Quel critère ? le voilà : l’opportunité de la correspondance : le contemporain n’aspire qu’à être confirmé, et il poursuit assidument toute information qui l’approuve. Or, même pour cela, il ne part pas de connaissances solidement et volontairement acquises qu’il prolongerait, car à aucun moment de son existence il n’a véritablement acquis de connaissances volontaires et solides, n’ayant jamais développé d’inclination pour l’effort : on ne lui discerne rien d’établi fermement, parce que sa paresse est à n’apprendre que ce qu’on lui ordonne et ce qui lui semble présenter un avantage pratique.

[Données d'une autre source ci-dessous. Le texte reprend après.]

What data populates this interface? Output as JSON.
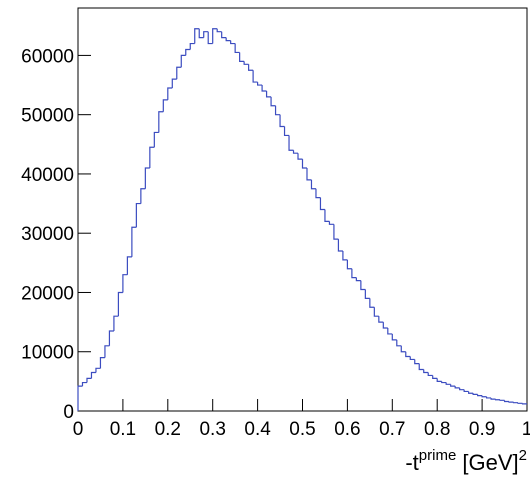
{
  "chart_data": {
    "type": "histogram",
    "x_label": [
      "-t",
      "prime",
      " [GeV]",
      "2"
    ],
    "color": "#3b4cc0",
    "bins": [
      0,
      0.01,
      0.02,
      0.03,
      0.04,
      0.05,
      0.06,
      0.07,
      0.08,
      0.09,
      0.1,
      0.11,
      0.12,
      0.13,
      0.14,
      0.15,
      0.16,
      0.17,
      0.18,
      0.19,
      0.2,
      0.21,
      0.22,
      0.23,
      0.24,
      0.25,
      0.26,
      0.27,
      0.28,
      0.29,
      0.3,
      0.31,
      0.32,
      0.33,
      0.34,
      0.35,
      0.36,
      0.37,
      0.38,
      0.39,
      0.4,
      0.41,
      0.42,
      0.43,
      0.44,
      0.45,
      0.46,
      0.47,
      0.48,
      0.49,
      0.5,
      0.51,
      0.52,
      0.53,
      0.54,
      0.55,
      0.56,
      0.57,
      0.58,
      0.59,
      0.6,
      0.61,
      0.62,
      0.63,
      0.64,
      0.65,
      0.66,
      0.67,
      0.68,
      0.69,
      0.7,
      0.71,
      0.72,
      0.73,
      0.74,
      0.75,
      0.76,
      0.77,
      0.78,
      0.79,
      0.8,
      0.81,
      0.82,
      0.83,
      0.84,
      0.85,
      0.86,
      0.87,
      0.88,
      0.89,
      0.9,
      0.91,
      0.92,
      0.93,
      0.94,
      0.95,
      0.96,
      0.97,
      0.98,
      0.99,
      1
    ],
    "values": [
      4200,
      4800,
      5500,
      6500,
      7200,
      9000,
      11000,
      13500,
      16000,
      20000,
      23000,
      26000,
      31000,
      35000,
      37500,
      41000,
      44500,
      47000,
      50500,
      52500,
      54500,
      56000,
      58000,
      60000,
      61000,
      62000,
      64500,
      63000,
      64000,
      62000,
      64500,
      64000,
      63000,
      62500,
      62000,
      60500,
      59000,
      58500,
      57500,
      55500,
      55000,
      54000,
      53000,
      51500,
      50000,
      48000,
      46500,
      44000,
      43500,
      42500,
      41000,
      39000,
      37500,
      36000,
      34000,
      32000,
      31500,
      29000,
      27000,
      25500,
      24000,
      22500,
      22000,
      20500,
      19000,
      17500,
      16000,
      15000,
      14000,
      13000,
      12000,
      11000,
      10000,
      9200,
      8700,
      8000,
      7000,
      6500,
      6000,
      5500,
      5000,
      4800,
      4500,
      4200,
      3900,
      3600,
      3300,
      3000,
      2800,
      2600,
      2400,
      2200,
      2000,
      1900,
      1800,
      1600,
      1500,
      1400,
      1300,
      1200
    ],
    "xlim": [
      0,
      1
    ],
    "ylim": [
      0,
      68000
    ],
    "xticks": [
      0,
      0.1,
      0.2,
      0.3,
      0.4,
      0.5,
      0.6,
      0.7,
      0.8,
      0.9,
      1
    ],
    "yticks": [
      0,
      10000,
      20000,
      30000,
      40000,
      50000,
      60000
    ]
  }
}
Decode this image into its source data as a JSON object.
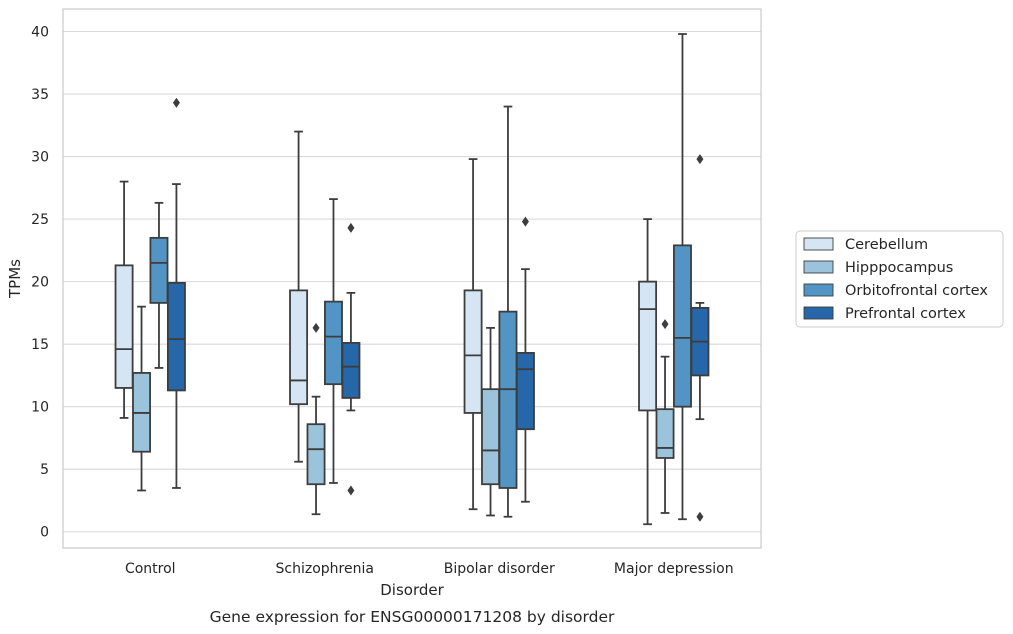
{
  "chart_data": {
    "type": "box",
    "title": "",
    "caption": "Gene expression for ENSG00000171208 by disorder",
    "xlabel": "Disorder",
    "ylabel": "TPMs",
    "ylim": [
      -1.3,
      41.8
    ],
    "yticks": [
      0,
      5,
      10,
      15,
      20,
      25,
      30,
      35,
      40
    ],
    "grid": "horizontal",
    "legend_position": "right",
    "categories": [
      "Control",
      "Schizophrenia",
      "Bipolar disorder",
      "Major depression"
    ],
    "series": [
      {
        "name": "Cerebellum",
        "color": "#d6e5f4",
        "boxes": [
          {
            "whisker_low": 9.1,
            "q1": 11.5,
            "median": 14.6,
            "q3": 21.3,
            "whisker_high": 28.0,
            "outliers": []
          },
          {
            "whisker_low": 5.6,
            "q1": 10.2,
            "median": 12.1,
            "q3": 19.3,
            "whisker_high": 32.0,
            "outliers": []
          },
          {
            "whisker_low": 1.8,
            "q1": 9.5,
            "median": 14.1,
            "q3": 19.3,
            "whisker_high": 29.8,
            "outliers": []
          },
          {
            "whisker_low": 0.6,
            "q1": 9.7,
            "median": 17.8,
            "q3": 20.0,
            "whisker_high": 25.0,
            "outliers": []
          }
        ]
      },
      {
        "name": "Hipppocampus",
        "color": "#9cc3dc",
        "boxes": [
          {
            "whisker_low": 3.3,
            "q1": 6.4,
            "median": 9.5,
            "q3": 12.7,
            "whisker_high": 18.0,
            "outliers": []
          },
          {
            "whisker_low": 1.4,
            "q1": 3.8,
            "median": 6.6,
            "q3": 8.6,
            "whisker_high": 10.8,
            "outliers": [
              16.3
            ]
          },
          {
            "whisker_low": 1.3,
            "q1": 3.8,
            "median": 6.5,
            "q3": 11.4,
            "whisker_high": 16.3,
            "outliers": []
          },
          {
            "whisker_low": 1.5,
            "q1": 5.9,
            "median": 6.7,
            "q3": 9.8,
            "whisker_high": 14.0,
            "outliers": [
              16.6
            ]
          }
        ]
      },
      {
        "name": "Orbitofrontal cortex",
        "color": "#5295c4",
        "boxes": [
          {
            "whisker_low": 13.1,
            "q1": 18.3,
            "median": 21.5,
            "q3": 23.5,
            "whisker_high": 26.3,
            "outliers": []
          },
          {
            "whisker_low": 3.9,
            "q1": 11.8,
            "median": 15.6,
            "q3": 18.4,
            "whisker_high": 26.6,
            "outliers": []
          },
          {
            "whisker_low": 1.2,
            "q1": 3.5,
            "median": 11.4,
            "q3": 17.6,
            "whisker_high": 34.0,
            "outliers": []
          },
          {
            "whisker_low": 1.0,
            "q1": 10.0,
            "median": 15.5,
            "q3": 22.9,
            "whisker_high": 39.8,
            "outliers": []
          }
        ]
      },
      {
        "name": "Prefrontal cortex",
        "color": "#2667a9",
        "boxes": [
          {
            "whisker_low": 3.5,
            "q1": 11.3,
            "median": 15.4,
            "q3": 19.9,
            "whisker_high": 27.8,
            "outliers": [
              34.3
            ]
          },
          {
            "whisker_low": 9.7,
            "q1": 10.7,
            "median": 13.2,
            "q3": 15.1,
            "whisker_high": 19.1,
            "outliers": [
              24.3,
              3.3
            ]
          },
          {
            "whisker_low": 2.4,
            "q1": 8.2,
            "median": 13.0,
            "q3": 14.3,
            "whisker_high": 21.0,
            "outliers": [
              24.8
            ]
          },
          {
            "whisker_low": 9.0,
            "q1": 12.5,
            "median": 15.2,
            "q3": 17.9,
            "whisker_high": 18.3,
            "outliers": [
              29.8,
              1.2
            ]
          }
        ]
      }
    ]
  }
}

Alors comment peut-il progresser, ou, plus exactement, sur quel fond base-t-il ses convictions et ses préférences ? C’est bien simple, il n’y a pas autre chose : le Contemporain ne tenant à rien d’intellectuel, il ne peut tenir qu’à ses impulsions spontanées ; et voilà pourquoi, quand il prétend choisir, il ne fait que succomber à sa prochaine envie, quand son peu de mémoire s’efforce à rendre à peu près cohérente la somme de ses envies pour se figurer de l’individualité et de l’intégrité. Pour le dire en une phrase, le Contemporain ne tâche pas à harmoniser ses savoirs et leurs raisons, mais il n’a que des humeurs qu’il essaie tant bien que mal d’homogénéiser.